My religion is stripped away from me. I do not think of a blue boy with a flute, because that's how God is portrayed in my religion, that is Krishna. I do not think of festivals or temples or scriptures or holy people or holy places… nothing.
Even when the current picks up again and plasters me to the rocks, I can’t think, I can only hold on and say that name over and over again: “Krishna. Krishna. Krishna.”
Kishori is in a panic. She jumps into the river and swims to the island. I have climbed out by now and sit in the sun, eyes closed, and the heat of the black rocks warms my shivering skin.
When Kishori reaches me, I admit to her that I’m shaken, but I play it off. I refuse to be a wuss. Kishori warily accepts my cool demeanor. We warm in the sun on the rocks awhile longer until I realize I still have to go to work.
I insist to Kishori that I'll head back alone, so I shakily swim the short distance to the shore, climb out, and walk the rest of the way back. I head to a friend’s house, get dressed, and hop on my bike. Life goes on.

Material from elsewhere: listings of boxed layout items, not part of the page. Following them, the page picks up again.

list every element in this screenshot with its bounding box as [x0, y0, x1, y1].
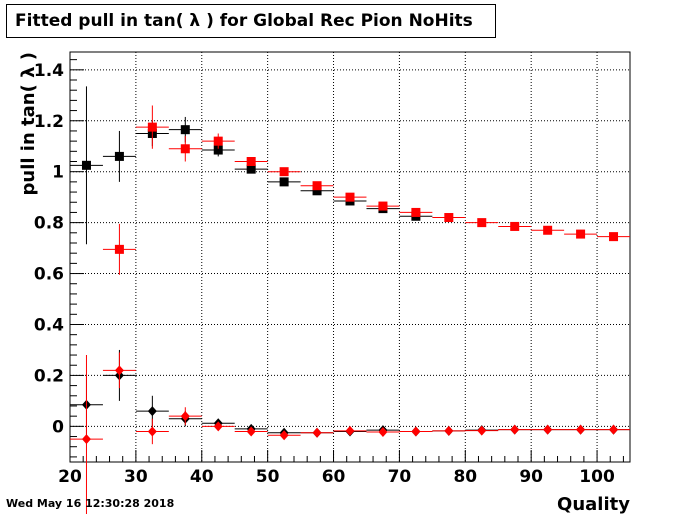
- data-point: [444, 213, 454, 223]
- x-tick-label: 80: [453, 467, 477, 487]
- data-point: [246, 426, 256, 437]
- data-point: [477, 425, 487, 436]
- x-tick-label: 30: [124, 467, 148, 487]
- x-axis-label: Quality: [557, 494, 630, 514]
- data-point: [147, 122, 157, 132]
- data-marks: [70, 86, 630, 514]
- data-point: [213, 421, 223, 432]
- data-point: [477, 218, 487, 228]
- data-point: [378, 201, 388, 211]
- y-tick-label: 0.2: [34, 366, 64, 386]
- data-point: [213, 145, 223, 155]
- data-point: [147, 406, 157, 417]
- y-tick-label: 0.6: [34, 265, 64, 285]
- y-tick-label: 1: [52, 163, 64, 183]
- chart-title: Fitted pull in tan( λ ) for Global Rec P…: [15, 11, 473, 31]
- x-tick-label: 40: [190, 467, 214, 487]
- y-tick-label: 1.4: [34, 61, 64, 81]
- grid-lines: [69, 52, 630, 462]
- data-point: [213, 136, 223, 146]
- data-point: [576, 424, 586, 435]
- data-point: [279, 177, 289, 187]
- y-tick-label: 1.2: [34, 112, 64, 132]
- data-point: [312, 427, 322, 438]
- data-point: [114, 244, 124, 254]
- data-point: [114, 365, 124, 376]
- x-tick-labels: 20 30 40 50 60 70 80 90 100: [58, 467, 615, 487]
- data-point: [411, 426, 421, 437]
- series-3: [70, 352, 630, 514]
- data-point: [543, 424, 553, 435]
- title-box: Fitted pull in tan( λ ) for Global Rec P…: [6, 4, 496, 38]
- data-point: [609, 232, 619, 242]
- series-2: [70, 349, 630, 438]
- data-point: [81, 160, 91, 170]
- data-point: [411, 207, 421, 217]
- data-point: [147, 426, 157, 437]
- data-point: [279, 167, 289, 177]
- data-point: [510, 424, 520, 435]
- x-tick-label: 50: [256, 467, 280, 487]
- axis-ticks: [69, 59, 624, 462]
- series-1: [102, 105, 630, 275]
- data-point: [345, 425, 355, 436]
- y-tick-label: 0.8: [34, 214, 64, 234]
- data-point: [114, 151, 124, 161]
- data-point: [609, 424, 619, 435]
- data-point: [246, 157, 256, 167]
- data-point: [576, 229, 586, 239]
- data-point: [180, 411, 190, 422]
- x-tick-label: 20: [58, 467, 82, 487]
- x-tick-label: 100: [579, 467, 615, 487]
- y-axis-label: pull in tan( λ ): [18, 52, 39, 196]
- x-tick-label: 60: [322, 467, 346, 487]
- timestamp: Wed May 16 12:30:28 2018: [6, 497, 175, 510]
- data-point: [510, 221, 520, 231]
- data-point: [81, 434, 91, 445]
- data-point: [180, 125, 190, 135]
- y-tick-labels: 0 0.2 0.4 0.6 0.8 1 1.2 1.4: [34, 61, 64, 438]
- data-point: [180, 144, 190, 154]
- y-tick-label: 0.4: [34, 315, 64, 335]
- data-point: [246, 164, 256, 174]
- data-point: [543, 225, 553, 235]
- data-point: [444, 425, 454, 436]
- data-point: [312, 181, 322, 191]
- plot-frame: [69, 51, 631, 463]
- data-point: [312, 186, 322, 196]
- data-point: [345, 192, 355, 202]
- x-tick-label: 90: [519, 467, 543, 487]
- data-point: [279, 430, 289, 441]
- x-tick-label: 70: [388, 467, 412, 487]
- y-tick-label: 0: [52, 417, 64, 437]
- data-point: [378, 426, 388, 437]
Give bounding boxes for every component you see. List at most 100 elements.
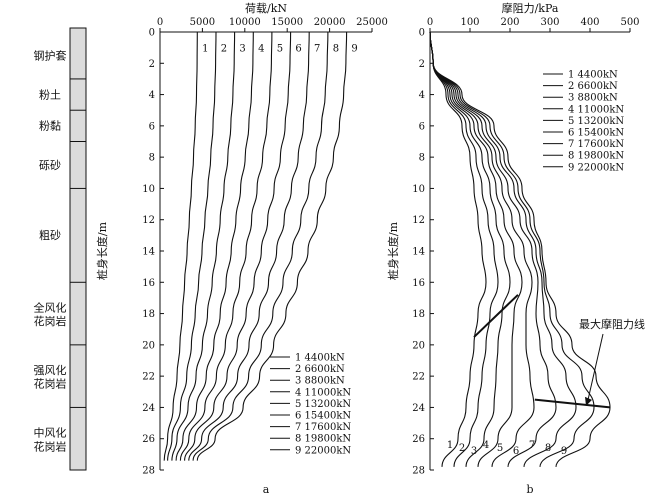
strata-label: 全风化花岗岩	[34, 300, 67, 328]
b-legend-entry: 2 6600kN	[568, 81, 618, 92]
a-y-tick-label: 0	[149, 28, 155, 39]
b-x-tick-label: 100	[460, 17, 479, 28]
a-curve-label: 8	[333, 44, 339, 55]
a-curve-label: 7	[314, 44, 320, 55]
b-x-tick-label: 500	[620, 17, 639, 28]
b-y-tick-label: 8	[419, 153, 425, 164]
b-y-tick-label: 28	[412, 466, 425, 477]
b-series-line-3	[429, 31, 511, 467]
strata-label-line: 全风化	[34, 300, 67, 314]
b-y-tick-label: 4	[419, 90, 425, 101]
a-series-line-8	[192, 31, 329, 461]
b-series-line-8	[429, 31, 595, 468]
b-y-tick-label: 10	[412, 184, 425, 195]
a-legend-entry: 1 4400kN	[295, 353, 345, 364]
a-series-line-2	[167, 31, 217, 461]
b-series-line-2	[429, 31, 499, 467]
b-y-tick-label: 12	[412, 215, 425, 226]
panel-a-y-axis-label: 桩身长度/m	[95, 221, 109, 280]
a-y-tick-label: 22	[142, 372, 155, 383]
a-legend-entry: 9 22000kN	[295, 445, 351, 456]
b-y-tick-label: 20	[412, 340, 425, 351]
a-legend-entry: 3 8800kN	[295, 376, 345, 387]
b-series-line-5	[429, 31, 535, 467]
strata-label-line: 强风化	[34, 363, 67, 377]
a-legend-entry: 5 13200kN	[295, 399, 351, 410]
a-x-tick-label: 25000	[356, 17, 388, 28]
a-curve-label: 1	[202, 44, 208, 55]
annotation-arrow-line	[587, 333, 604, 400]
panel-a-subplot-label: a	[263, 483, 270, 496]
b-curve-label: 4	[483, 440, 489, 451]
panel-a-ticks: 0 5000 10000 15000 20000 25000024681012141618…	[142, 17, 388, 477]
a-legend-entry: 4 11000kN	[295, 387, 351, 398]
b-series-line-7	[429, 31, 577, 468]
b-y-tick-label: 26	[412, 434, 425, 445]
panel-b-curves	[429, 31, 611, 468]
b-y-tick-label: 0	[419, 28, 425, 39]
a-curve-label: 6	[295, 44, 301, 55]
b-series-line-1	[429, 31, 487, 467]
a-x-tick-label: 0	[157, 17, 163, 28]
a-y-tick-label: 6	[149, 121, 155, 132]
strata-label-line: 花岗岩	[34, 314, 67, 328]
a-curve-label: 9	[351, 44, 357, 55]
a-series-line-3	[171, 31, 236, 461]
a-curve-label: 3	[239, 44, 245, 55]
b-x-tick-label: 300	[540, 17, 559, 28]
max-friction-line	[534, 398, 611, 409]
strata-label: 粗砂	[39, 229, 61, 242]
a-y-tick-label: 12	[142, 215, 155, 226]
panel-b-annotation: 最大摩阻力线	[579, 317, 645, 406]
a-y-tick-label: 8	[149, 153, 155, 164]
a-y-tick-label: 24	[142, 403, 155, 414]
b-curve-label: 6	[513, 446, 519, 457]
b-x-tick-label: 400	[580, 17, 599, 28]
b-x-tick-label: 200	[500, 17, 519, 28]
strata-dividers	[70, 78, 86, 408]
a-x-tick-label: 15000	[271, 17, 303, 28]
b-legend-entry: 6 15400kN	[568, 128, 624, 139]
b-x-tick-label: 0	[427, 17, 433, 28]
a-y-tick-label: 20	[142, 340, 155, 351]
a-series-line-6	[184, 31, 292, 461]
strata-label: 砾砂	[39, 159, 61, 172]
b-legend-entry: 9 22000kN	[568, 162, 624, 173]
strata-label: 粉土	[39, 88, 61, 101]
panel-b-curve-labels: 1 2 34 5 67 8 9	[447, 440, 567, 457]
strata-column-frame	[69, 27, 87, 471]
a-y-tick-label: 28	[142, 466, 155, 477]
a-curve-label: 5	[277, 44, 283, 55]
b-curve-label: 8	[545, 443, 551, 454]
strata-label-line: 中风化	[34, 426, 67, 440]
strata-label-line: 花岗岩	[34, 439, 67, 453]
b-curve-label: 2	[459, 443, 465, 454]
b-curve-label: 1	[447, 440, 453, 451]
a-y-tick-label: 10	[142, 184, 155, 195]
b-y-tick-label: 24	[412, 403, 425, 414]
b-y-tick-label: 6	[419, 121, 425, 132]
panel-b-y-axis-label: 桩身长度/m	[386, 221, 400, 280]
a-x-tick-label: 20000	[314, 17, 346, 28]
max-friction-line	[473, 294, 519, 338]
panel-a-curves	[163, 31, 348, 461]
b-curve-label: 9	[561, 446, 567, 457]
panel-a-load-chart: 0 5000 10000 15000 20000 25000024681012141618…	[95, 2, 388, 496]
a-y-tick-label: 4	[149, 90, 155, 101]
b-y-tick-label: 14	[412, 247, 425, 258]
b-legend-entry: 7 17600kN	[568, 139, 624, 150]
a-series-line-7	[188, 31, 310, 461]
a-legend-entry: 7 17600kN	[295, 422, 351, 433]
strata-label-line: 花岗岩	[34, 377, 67, 391]
a-curve-label: 2	[221, 44, 227, 55]
a-y-tick-label: 14	[142, 247, 155, 258]
b-y-tick-label: 16	[412, 278, 425, 289]
b-series-line-4	[429, 31, 523, 467]
a-y-tick-label: 16	[142, 278, 155, 289]
b-legend-entry: 3 8800kN	[568, 93, 618, 104]
strata-label: 钢护套	[34, 48, 67, 62]
a-y-tick-label: 18	[142, 309, 155, 320]
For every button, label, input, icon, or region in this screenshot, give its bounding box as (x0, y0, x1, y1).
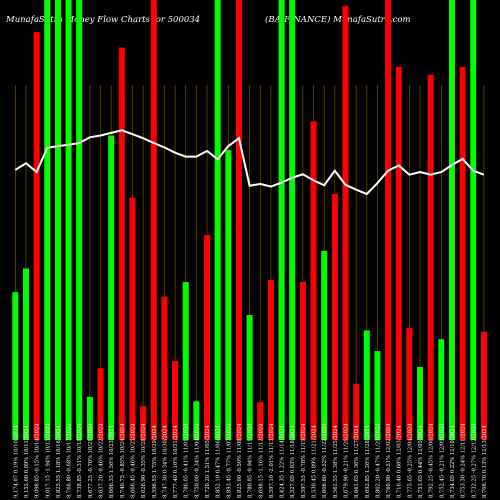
money-flow-line (14, 129, 485, 196)
bar-up (438, 339, 445, 440)
bar-down (257, 402, 264, 440)
bar-up (108, 135, 115, 440)
x-tick-label: 8,792.25 -0.45% 12/06/2024 (429, 423, 435, 498)
x-tick-label: 8,786.05 -0.41% 11/01/2024 (184, 423, 190, 498)
x-tick-label: 8,893.45 -0.77% 11/07/2024 (226, 423, 232, 498)
bar-down (342, 6, 349, 440)
x-tick-label: 8,679.90 -0.21% 11/26/2024 (343, 423, 349, 498)
x-tick-label: 8,766.80 -0.68% 10/17/2024 (67, 423, 73, 498)
x-tick-label: 8,561.55 1.38% 11/25/2024 (333, 425, 339, 498)
chart-subtitle: (BAJFINANCE) MunafaSutra.com (265, 14, 411, 25)
bar-up (417, 366, 424, 440)
x-tick-label: 8,692.85 1.26% 11/28/2024 (365, 425, 371, 498)
bar-up (12, 292, 19, 440)
x-tick-label: 9,017.15 -1.94% 10/15/2024 (45, 423, 51, 498)
bar-down (97, 368, 104, 440)
x-tick-label: 8,734.05 0.22% 12/10/2024 (450, 425, 456, 498)
x-tick-label: 9,174.07 0.19% 10/10/2024 (13, 425, 19, 498)
bar-up (182, 282, 189, 440)
bar-up (76, 0, 83, 440)
bar-down (459, 66, 466, 440)
x-tick-label: 8,752.45 -0.21% 12/09/2024 (439, 423, 445, 498)
x-tick-label: 8,597.55 -0.78% 11/19/2024 (301, 423, 307, 498)
bar-down (204, 234, 211, 440)
bar-down (395, 66, 402, 440)
x-tick-label: 8,716.40 0.68% 12/03/2024 (397, 425, 403, 498)
bar-up (225, 150, 232, 441)
bar-down (480, 331, 487, 440)
x-tick-label: 9,152.60 0.89% 10/11/2024 (24, 425, 30, 498)
bar-down (406, 327, 413, 440)
bar-up (22, 268, 29, 440)
x-tick-label: 8,732.25 -0.27% 12/12/2024 (471, 423, 477, 498)
bar-up (321, 250, 328, 440)
bar-down (331, 194, 338, 440)
bar-down (310, 121, 317, 440)
x-tick-label: 8,527.05 0.83% 11/18/2024 (290, 425, 296, 498)
x-tick-label: 8,825.00 -0.50% 11/08/2024 (237, 423, 243, 498)
x-tick-label: 8,780.85 -0.94% 11/11/2024 (248, 423, 254, 498)
bar-down (353, 383, 360, 440)
bar-up (470, 0, 477, 440)
x-axis-labels: 9,174.07 0.19% 10/10/2024 9,152.60 0.89% … (13, 423, 488, 498)
bars-group (12, 0, 487, 441)
x-tick-label: 8,530.45 0.89% 11/21/2024 (312, 425, 318, 498)
bar-down (161, 296, 168, 440)
bar-down (385, 0, 392, 440)
bar-down (140, 406, 147, 440)
x-tick-label: 8,802.20 -0.47% 11/29/2024 (375, 423, 381, 498)
x-tick-label: 8,747.30 0.34% 10/30/2024 (162, 425, 168, 498)
x-tick-label: 8,597.10 -2.01% 11/13/2024 (269, 423, 275, 498)
bar-down (172, 360, 179, 440)
x-tick-label: 8,606.60 -0.52% 11/22/2024 (322, 423, 328, 498)
x-tick-label: 8,753.65 0.44% 12/05/2024 (418, 425, 424, 498)
x-tick-label: 8,708.70 0.13% 12/13/2024 (482, 425, 488, 498)
bar-up (278, 0, 285, 440)
bar-up (363, 330, 370, 440)
x-tick-label: 9,098.05 -0.15% 10/14/2024 (35, 423, 41, 498)
bar-up (54, 0, 61, 440)
x-tick-label: 8,698.15 -1.16% 11/12/2024 (258, 423, 264, 498)
bar-down (33, 32, 40, 441)
x-tick-label: 8,661.65 0.36% 11/27/2024 (354, 425, 360, 498)
bar-up (86, 396, 93, 440)
x-tick-label: 8,596.55 1.75% 10/29/2024 (152, 425, 158, 498)
bar-up (448, 0, 455, 440)
bar-down (267, 279, 274, 440)
x-tick-label: 8,777.40 0.10% 10/31/2024 (173, 425, 179, 498)
bar-up (246, 315, 253, 440)
bar-down (150, 0, 157, 440)
money-flow-line-group (14, 129, 485, 196)
bar-up (44, 0, 51, 440)
bar-up (193, 401, 200, 440)
x-tick-label: 8,666.45 -0.46% 10/25/2024 (130, 423, 136, 498)
bar-up (289, 0, 296, 440)
bar-up (214, 0, 221, 440)
x-tick-label: 8,720.20 1.51% 11/05/2024 (205, 425, 211, 498)
bar-down (427, 74, 434, 441)
x-tick-label: 8,750.00 -0.34% 11/04/2024 (194, 423, 200, 498)
chart-title: MunafaSutra Money Flow Charts for 500034 (5, 15, 200, 25)
x-tick-label: 8,677.25 -0.70% 10/21/2024 (88, 423, 94, 498)
bar-down (118, 47, 125, 441)
x-tick-label: 8,626.90 -0.35% 10/28/2024 (141, 423, 147, 498)
bar-up (374, 351, 381, 440)
x-tick-label: 8,738.85 -0.31% 10/18/2024 (77, 423, 83, 498)
x-tick-label: 8,775.65 -0.25% 12/04/2024 (407, 423, 413, 498)
x-tick-label: 8,424.35 1.22% 11/14/2024 (280, 425, 286, 498)
bar-down (129, 197, 136, 440)
x-tick-label: 8,753.30 -0.24% 12/11/2024 (461, 423, 467, 498)
x-tick-label: 8,760.90 -0.51% 12/02/2024 (386, 423, 392, 498)
bar-up (65, 0, 72, 440)
x-tick-label: 8,606.35 1.56% 10/23/2024 (109, 425, 115, 498)
x-tick-label: 8,825.55 1.18% 10/16/2024 (56, 425, 62, 498)
bar-down (299, 282, 306, 440)
x-tick-label: 8,852.10 0.47% 11/06/2024 (216, 425, 222, 498)
x-tick-label: 8,740.75 -0.85% 10/24/2024 (120, 423, 126, 498)
bar-down (235, 0, 242, 440)
x-tick-label: 8,637.20 -0.46% 10/22/2024 (99, 423, 105, 498)
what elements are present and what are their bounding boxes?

But life doesn’t go on. At work, I wash my face with water and realize I feel sick. I clock out. I lay down outside in the peaceful summer afternoon.
I begin to sob and sob. Scenes of water and rocks and feelings and no air flash through my mind and through my body. The fear washes through me in waves.
Why am I still alive? In one moment I could have hit my head, I could have swallowed too much water, I could have been carried further and further down the river, down more waterfalls, into the ocean... in one second, done. Just like that.
What unnerved me the most was that I was not thinking of God in the midst of all that chaos. Survival was my only instinct – just air. And yet if I had died in those moments, what would I have been thinking of? Where would my soul have flown?
That afternoon I had a crisis of faith that I have reflected upon for many years. I began to question my religion in every possible way and I sought answers, year after year. After many conversations and many years, I have come to a conclusion: I may have abandoned the holy name but the holy name never abandoned me.
Krishna is not Hindu or Christian or Muslim or Indian or from this religion or that religion… Krishna is God, and He came for me when my mind was shattered.
Someone once asked the saint Srila Prabhupad what he feels when he chants the holy name. Immediately he replied, “I feel no fear.”
I realize that at any moment death may come for me, even at a moment when I am least expecting it and cannot turn to God. Yet I have nothing to fear, for even if I am shattered and broken, the holy name shall carry me in His arms.